9 Dicembre 2013 – La verità sul viaggio

…è che ne intraprendiamo tutti uno, anche senza volerlo.

Poi c’è chi lo prosegue, lo arricchisce, lo complica, e non potrebbe fare altrimenti. Ti senti speciale, nelle tue strade tortuose, ti senti unico, che spesso fa rima con solo, fino a quando non incontri qualcun altro che ridimensiona la tua realtà. Quello stesso cammino che ti sembrava un’impresa lunghissima diventano passi da condividere, o percorsi intrapresi a distanza pur avendo calpestato lo stesso terriccio, scalato le stesse rocce, piantato le stesse tende, imboccato gli stessi bivi. Senza sapere che esistessimo.

Quel qualcuno è sempre più matto di te, è l’altro, il tuo alter ego. Ti spinge a salire fino in cima, ad assecondare il battito del tuo cuore che non accelera così facilmente come puoi credere. Quel qualcuno crede sempre di aver fatto meno di ciò che ha sul serio intrapreso, cancella il tempo coi suoi racconti di viaggio da cui non è mai più tornato. I viaggiatori si incontrano così, per una serata sola che riescono a dedicarsi, per quel tempo prezioso fatto di incroci sporadici. 

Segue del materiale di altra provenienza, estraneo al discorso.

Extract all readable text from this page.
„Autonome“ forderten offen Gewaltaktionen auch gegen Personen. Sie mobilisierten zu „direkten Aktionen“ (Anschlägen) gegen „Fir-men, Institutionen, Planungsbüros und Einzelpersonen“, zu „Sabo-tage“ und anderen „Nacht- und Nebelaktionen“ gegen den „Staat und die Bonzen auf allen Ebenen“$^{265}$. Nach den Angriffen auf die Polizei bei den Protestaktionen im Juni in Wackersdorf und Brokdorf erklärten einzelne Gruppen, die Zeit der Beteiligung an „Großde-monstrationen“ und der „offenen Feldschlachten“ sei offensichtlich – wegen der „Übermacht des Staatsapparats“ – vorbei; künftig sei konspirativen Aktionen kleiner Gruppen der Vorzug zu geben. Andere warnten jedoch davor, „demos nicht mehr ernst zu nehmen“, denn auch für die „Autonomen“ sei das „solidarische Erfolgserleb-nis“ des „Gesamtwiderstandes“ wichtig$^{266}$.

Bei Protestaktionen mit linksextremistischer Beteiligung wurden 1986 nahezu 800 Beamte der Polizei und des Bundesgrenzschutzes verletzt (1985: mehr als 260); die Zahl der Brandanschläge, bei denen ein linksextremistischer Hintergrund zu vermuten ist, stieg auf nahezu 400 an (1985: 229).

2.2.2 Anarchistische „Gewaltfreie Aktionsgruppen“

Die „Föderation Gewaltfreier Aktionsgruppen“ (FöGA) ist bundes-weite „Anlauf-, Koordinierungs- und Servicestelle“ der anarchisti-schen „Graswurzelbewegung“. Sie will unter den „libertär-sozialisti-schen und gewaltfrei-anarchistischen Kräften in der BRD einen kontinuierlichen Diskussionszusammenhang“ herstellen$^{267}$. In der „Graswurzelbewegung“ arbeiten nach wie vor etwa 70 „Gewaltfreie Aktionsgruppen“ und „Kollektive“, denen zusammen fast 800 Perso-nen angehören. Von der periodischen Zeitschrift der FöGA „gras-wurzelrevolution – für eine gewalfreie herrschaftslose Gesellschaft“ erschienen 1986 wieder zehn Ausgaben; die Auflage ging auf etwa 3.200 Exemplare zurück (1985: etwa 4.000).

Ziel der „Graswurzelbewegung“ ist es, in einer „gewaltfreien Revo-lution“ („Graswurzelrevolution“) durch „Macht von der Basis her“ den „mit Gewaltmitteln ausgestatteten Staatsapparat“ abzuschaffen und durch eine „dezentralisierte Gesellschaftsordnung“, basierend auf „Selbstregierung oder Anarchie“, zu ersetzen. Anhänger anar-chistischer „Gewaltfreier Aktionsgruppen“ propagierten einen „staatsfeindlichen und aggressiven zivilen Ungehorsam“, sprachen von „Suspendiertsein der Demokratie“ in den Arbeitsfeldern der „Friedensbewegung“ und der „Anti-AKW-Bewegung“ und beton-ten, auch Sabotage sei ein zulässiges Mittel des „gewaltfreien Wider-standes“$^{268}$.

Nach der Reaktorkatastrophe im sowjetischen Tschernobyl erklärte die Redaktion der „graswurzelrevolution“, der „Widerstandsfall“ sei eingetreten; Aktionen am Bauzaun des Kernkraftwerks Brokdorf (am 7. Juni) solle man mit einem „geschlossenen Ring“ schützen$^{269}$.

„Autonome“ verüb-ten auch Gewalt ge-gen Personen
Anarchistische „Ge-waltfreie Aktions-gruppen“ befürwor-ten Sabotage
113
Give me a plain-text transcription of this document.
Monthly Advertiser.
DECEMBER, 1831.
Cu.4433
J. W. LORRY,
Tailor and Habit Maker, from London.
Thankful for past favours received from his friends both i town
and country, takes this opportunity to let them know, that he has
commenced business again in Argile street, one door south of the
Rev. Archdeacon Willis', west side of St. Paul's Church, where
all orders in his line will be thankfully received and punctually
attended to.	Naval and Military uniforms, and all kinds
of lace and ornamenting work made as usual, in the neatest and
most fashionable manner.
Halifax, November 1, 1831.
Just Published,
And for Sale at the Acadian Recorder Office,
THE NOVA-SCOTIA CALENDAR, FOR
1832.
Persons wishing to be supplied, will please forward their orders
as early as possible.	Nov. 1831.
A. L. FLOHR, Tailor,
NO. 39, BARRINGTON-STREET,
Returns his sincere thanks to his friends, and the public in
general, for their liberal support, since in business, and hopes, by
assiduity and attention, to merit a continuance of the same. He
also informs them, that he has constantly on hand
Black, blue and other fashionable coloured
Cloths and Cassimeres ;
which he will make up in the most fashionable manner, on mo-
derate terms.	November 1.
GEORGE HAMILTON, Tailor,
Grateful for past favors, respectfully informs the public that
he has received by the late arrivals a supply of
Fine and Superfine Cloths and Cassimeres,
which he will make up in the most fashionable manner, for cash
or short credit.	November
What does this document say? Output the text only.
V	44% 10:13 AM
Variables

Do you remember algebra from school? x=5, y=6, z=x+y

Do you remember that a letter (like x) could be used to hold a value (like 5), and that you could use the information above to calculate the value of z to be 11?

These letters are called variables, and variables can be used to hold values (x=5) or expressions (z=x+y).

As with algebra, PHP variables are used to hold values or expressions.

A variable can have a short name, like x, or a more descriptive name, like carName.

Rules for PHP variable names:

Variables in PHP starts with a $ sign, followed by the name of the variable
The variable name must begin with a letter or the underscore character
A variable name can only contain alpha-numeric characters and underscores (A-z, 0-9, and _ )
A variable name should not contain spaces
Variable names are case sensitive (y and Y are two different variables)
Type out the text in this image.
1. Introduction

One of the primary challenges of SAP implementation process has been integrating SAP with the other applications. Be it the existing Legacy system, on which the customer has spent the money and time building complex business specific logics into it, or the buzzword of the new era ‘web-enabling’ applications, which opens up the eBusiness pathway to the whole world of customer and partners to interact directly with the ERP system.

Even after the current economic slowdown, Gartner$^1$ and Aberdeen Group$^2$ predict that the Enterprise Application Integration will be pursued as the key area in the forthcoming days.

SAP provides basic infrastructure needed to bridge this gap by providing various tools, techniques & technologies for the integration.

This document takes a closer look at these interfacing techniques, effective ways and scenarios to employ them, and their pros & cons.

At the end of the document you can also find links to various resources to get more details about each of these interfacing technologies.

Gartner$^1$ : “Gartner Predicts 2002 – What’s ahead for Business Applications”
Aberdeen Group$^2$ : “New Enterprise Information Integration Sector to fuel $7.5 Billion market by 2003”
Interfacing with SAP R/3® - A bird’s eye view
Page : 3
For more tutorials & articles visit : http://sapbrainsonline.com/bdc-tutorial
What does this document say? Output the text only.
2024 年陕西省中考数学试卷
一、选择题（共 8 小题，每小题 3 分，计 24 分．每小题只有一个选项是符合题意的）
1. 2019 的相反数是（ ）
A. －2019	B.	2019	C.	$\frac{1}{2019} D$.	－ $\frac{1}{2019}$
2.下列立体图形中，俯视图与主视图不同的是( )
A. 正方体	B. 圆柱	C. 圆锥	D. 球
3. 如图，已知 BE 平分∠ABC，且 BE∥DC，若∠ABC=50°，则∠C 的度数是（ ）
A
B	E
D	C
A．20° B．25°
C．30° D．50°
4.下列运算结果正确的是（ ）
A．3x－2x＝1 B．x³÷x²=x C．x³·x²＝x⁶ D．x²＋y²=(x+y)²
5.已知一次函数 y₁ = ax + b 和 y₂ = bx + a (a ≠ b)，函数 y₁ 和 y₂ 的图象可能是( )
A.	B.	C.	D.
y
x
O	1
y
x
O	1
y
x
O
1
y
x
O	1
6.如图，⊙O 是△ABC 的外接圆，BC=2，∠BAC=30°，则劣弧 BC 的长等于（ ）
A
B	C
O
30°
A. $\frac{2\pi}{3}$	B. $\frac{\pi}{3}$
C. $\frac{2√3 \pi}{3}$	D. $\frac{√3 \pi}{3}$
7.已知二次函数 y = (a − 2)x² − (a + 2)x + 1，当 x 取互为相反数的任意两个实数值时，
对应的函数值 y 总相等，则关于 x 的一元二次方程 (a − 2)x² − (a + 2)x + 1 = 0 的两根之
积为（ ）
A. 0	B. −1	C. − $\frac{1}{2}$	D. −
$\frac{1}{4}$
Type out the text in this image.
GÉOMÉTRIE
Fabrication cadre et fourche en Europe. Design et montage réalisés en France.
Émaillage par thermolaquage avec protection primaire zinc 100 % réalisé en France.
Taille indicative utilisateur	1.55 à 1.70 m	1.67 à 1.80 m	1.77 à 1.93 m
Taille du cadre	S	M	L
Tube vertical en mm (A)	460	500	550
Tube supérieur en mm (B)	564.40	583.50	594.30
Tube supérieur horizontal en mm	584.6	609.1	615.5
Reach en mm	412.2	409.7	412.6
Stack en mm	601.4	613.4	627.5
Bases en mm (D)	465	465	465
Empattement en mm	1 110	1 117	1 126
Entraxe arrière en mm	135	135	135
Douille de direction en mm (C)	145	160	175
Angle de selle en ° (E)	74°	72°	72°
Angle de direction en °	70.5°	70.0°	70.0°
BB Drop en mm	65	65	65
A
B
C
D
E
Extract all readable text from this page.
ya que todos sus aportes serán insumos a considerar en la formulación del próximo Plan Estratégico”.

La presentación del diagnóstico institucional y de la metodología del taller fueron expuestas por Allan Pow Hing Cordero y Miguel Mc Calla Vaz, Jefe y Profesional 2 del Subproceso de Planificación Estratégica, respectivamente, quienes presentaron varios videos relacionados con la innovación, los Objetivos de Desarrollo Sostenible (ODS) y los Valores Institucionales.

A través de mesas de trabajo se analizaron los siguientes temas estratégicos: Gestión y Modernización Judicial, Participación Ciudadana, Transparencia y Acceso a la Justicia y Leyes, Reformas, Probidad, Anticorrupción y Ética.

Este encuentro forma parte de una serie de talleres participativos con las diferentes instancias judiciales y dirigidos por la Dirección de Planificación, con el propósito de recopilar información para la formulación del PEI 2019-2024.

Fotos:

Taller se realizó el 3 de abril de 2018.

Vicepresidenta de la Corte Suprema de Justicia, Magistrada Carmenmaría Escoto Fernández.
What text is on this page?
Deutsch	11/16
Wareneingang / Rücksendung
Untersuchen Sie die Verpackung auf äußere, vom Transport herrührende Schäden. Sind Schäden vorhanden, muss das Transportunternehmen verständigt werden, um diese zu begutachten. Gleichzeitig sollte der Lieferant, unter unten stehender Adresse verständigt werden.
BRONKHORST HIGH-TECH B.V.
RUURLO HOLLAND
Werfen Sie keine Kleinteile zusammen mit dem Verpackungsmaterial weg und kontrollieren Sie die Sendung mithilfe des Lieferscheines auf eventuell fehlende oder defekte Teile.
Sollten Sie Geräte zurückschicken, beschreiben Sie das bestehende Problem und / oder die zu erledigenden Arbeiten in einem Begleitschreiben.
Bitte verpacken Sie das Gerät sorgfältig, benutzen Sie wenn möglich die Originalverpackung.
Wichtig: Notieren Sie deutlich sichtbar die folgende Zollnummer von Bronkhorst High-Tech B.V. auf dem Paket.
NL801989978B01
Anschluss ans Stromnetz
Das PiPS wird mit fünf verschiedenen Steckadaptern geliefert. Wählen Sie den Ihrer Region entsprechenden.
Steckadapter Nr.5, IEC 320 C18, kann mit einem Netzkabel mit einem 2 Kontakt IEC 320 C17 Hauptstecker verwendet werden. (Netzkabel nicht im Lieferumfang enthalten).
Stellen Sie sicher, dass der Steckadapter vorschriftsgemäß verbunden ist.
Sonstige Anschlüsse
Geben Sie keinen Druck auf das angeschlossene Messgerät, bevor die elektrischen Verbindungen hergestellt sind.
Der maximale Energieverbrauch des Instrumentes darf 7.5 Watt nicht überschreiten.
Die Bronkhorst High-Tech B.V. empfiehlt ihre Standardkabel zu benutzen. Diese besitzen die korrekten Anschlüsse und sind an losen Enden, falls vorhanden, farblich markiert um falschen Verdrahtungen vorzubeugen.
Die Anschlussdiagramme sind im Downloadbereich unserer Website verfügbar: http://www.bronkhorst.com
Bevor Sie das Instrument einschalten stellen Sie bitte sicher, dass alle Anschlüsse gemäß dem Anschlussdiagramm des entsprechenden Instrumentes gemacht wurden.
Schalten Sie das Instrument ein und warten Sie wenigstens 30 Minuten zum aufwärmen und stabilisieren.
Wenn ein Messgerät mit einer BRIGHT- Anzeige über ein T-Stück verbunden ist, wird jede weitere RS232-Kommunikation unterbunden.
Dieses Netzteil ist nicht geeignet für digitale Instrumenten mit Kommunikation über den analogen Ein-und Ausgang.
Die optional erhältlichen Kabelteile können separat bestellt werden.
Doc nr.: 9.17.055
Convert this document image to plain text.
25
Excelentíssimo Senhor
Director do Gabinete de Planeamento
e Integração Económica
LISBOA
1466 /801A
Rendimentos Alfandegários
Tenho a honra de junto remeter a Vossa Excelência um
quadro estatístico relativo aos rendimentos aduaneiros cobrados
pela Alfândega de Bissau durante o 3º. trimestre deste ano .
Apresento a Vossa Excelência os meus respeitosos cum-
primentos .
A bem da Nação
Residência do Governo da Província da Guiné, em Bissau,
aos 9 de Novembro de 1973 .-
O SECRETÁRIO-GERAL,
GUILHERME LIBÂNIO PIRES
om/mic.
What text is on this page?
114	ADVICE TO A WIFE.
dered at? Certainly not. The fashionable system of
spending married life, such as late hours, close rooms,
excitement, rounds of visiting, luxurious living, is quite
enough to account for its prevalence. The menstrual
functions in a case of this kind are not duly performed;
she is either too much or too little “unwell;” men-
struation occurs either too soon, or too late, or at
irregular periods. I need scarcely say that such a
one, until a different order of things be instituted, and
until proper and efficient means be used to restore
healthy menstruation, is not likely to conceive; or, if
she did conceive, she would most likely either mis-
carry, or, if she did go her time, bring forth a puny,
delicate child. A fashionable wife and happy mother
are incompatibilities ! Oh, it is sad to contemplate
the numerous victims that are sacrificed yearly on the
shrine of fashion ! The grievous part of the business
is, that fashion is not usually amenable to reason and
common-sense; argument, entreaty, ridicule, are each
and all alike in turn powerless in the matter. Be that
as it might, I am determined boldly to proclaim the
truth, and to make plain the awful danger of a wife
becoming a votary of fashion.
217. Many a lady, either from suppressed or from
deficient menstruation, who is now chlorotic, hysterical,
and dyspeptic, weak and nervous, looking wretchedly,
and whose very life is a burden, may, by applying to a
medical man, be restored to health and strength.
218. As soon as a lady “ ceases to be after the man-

Sven è il quarto coinquilino in sette mesi, la quarta persona che ha riempito il vuoto di questo bilocale che è stato mio, mio rifugio, mia tana…mia casa, si può dire. Un ambiente armonioso quanto poco convenzionale, circondato dalle scarpe dei bambini turchi che prima giocavano sul marciapiedi ed ora si incontrano sulle scale del pianerottolo a scambiarsi consigli sui videogiochi.

Sven esce ogni mattina alle 7, fa l’ingegnere meccanico ed è al suo primo lavoro, di cui lamenta i miei stessi disagi. Lui che, però, è tedesco, di un villaggio di 300 anime attaccato a Berlino. Sven è stato un punto interrogativo sin dall’inizio, mentre si aggirava per l’appartamento col suo marsupio intorno ai fianchi, un outfit discutibile, un sacco di domande, e tanti atteggiamenti che mi ricordano la persona più importante della mia “vita precedente” con cui, nel bene e nel male, ho imparato cos’è l’amore. 

Chiuso nella sua stanza per sere intere, è uscito allo scoperto con un tesoro: il suo tour in bicicletta attorno al mar Baltico, toccando quasi 10 Paesi (perché poi c’ha preso gusto) in 4 mesi, da solo, in una sfida con se stesso. Mi racconta perché ha scelto di partire, di quando ha perso la bussola – nel vero senso della parola – quando gli hanno rubato un paio di guanti, quando pensava di aver preso una multa in Inghilterra per aver “abbandonato” la bicicletta in stazione senza legarla per andare a pisciare, quando ha scalato il Preikestolen (anche lui!), quando ha incontrato i due amici estoni con cui ha pedalato un po’ senza farsi piacevolmente distrarre dalla musica nelle cuffie. 

“Ci sono stati giorni duri. Ma certo, me l’ero cercata. Il viaggio era stata una mia scelta, perciò stava a me ritrovare la motivazione che avevo perso, anche sotto la pioggia, anche di fronte alle disgrazie che non mi sarei aspettato”.

Ed ecco che i Viaggiatori con la V maiuscola hanno firmato un patto con loro stessi. Non possono cedere, si tradirebbero. Poi, però, almeno si lamentano, si sfogano, si confessano reciprocamente le loro fragilità, e si consolano a sapere che essere Viaggiatori non vuol dire essere Super Eroi bensì tornare all’umanità, nella sua massima labile espressione, precaria quanto forte, incerta quanto decisa, umile quanto orgogliosa, generosa quanto egoista.

Ed ecco che i Viaggiatori si separano dopo poco tragitto: lui si rimette il suite che ha indossato per tornare a casa dai genitori, senza però farsi barba e capelli, selvaggio com’era diventato fra un campeggio e l’altro. Ora ha un aspetto good looking, dice, e gli piace camuffarsi in questa maschera quotidiana che vestono tutti gli altri, perché ha un tale equilibrio da sapersela togliere senza farsi intaccare da essa. Mi va bene così, per ora sento di aver visto abbastanza, quando ne avevo voglia. 

La viaggiatrice spezza le parole con gli strappi dell’orribile scotch marrone da pacchi. Lei ne vuole ancora. Affamata di possibilità, non riesce ad ucciderle con una sola scelta. Deve ancora esplorare, cambiare, imparare, tornare – di tanto in tanto – inseguendo la sua irrequietezza di viaggiatrice, forse con la v minuscola. Deve proprio andare, andare, andare.